1. Season the trout fillets with salt and pepper.
2. In a large pan, heat the olive oil over medium heat. Add the trout fillets, skin side down, and cook until the skin is crispy, about 3-4 minutes.
3. Flip the fillets and cook until they are just cooked through, about 2-3 minutes. Remove the fillets from the pan and set aside.
4. In the same pan, add the garlic and saute until fragrant, about 1 minute.
5. Add the trooping funnel and cook until they are tender, about 5-10 minutes.

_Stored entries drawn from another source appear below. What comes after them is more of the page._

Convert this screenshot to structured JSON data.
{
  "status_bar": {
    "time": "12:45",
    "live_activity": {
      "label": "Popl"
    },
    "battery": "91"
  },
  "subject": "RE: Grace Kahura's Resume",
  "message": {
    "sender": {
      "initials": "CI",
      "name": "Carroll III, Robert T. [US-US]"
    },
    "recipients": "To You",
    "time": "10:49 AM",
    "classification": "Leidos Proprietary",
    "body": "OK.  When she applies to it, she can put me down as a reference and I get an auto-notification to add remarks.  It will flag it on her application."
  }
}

6. Stir in the butter and parsley, and cook until the butter has melted and the parsley has wilted, about 1 minute.
7. Serve the sauteed trooping funnel and parsley alongside the trout fillets, garnished with lemon wedges. Enjoy!

Trooping funnel (Infundibulicybe geotropa) – sauteed with parsley | photo ©

We have compiled this overview with the best of knowledge and belief, but do not claim to be complete and reserve the right to make errors.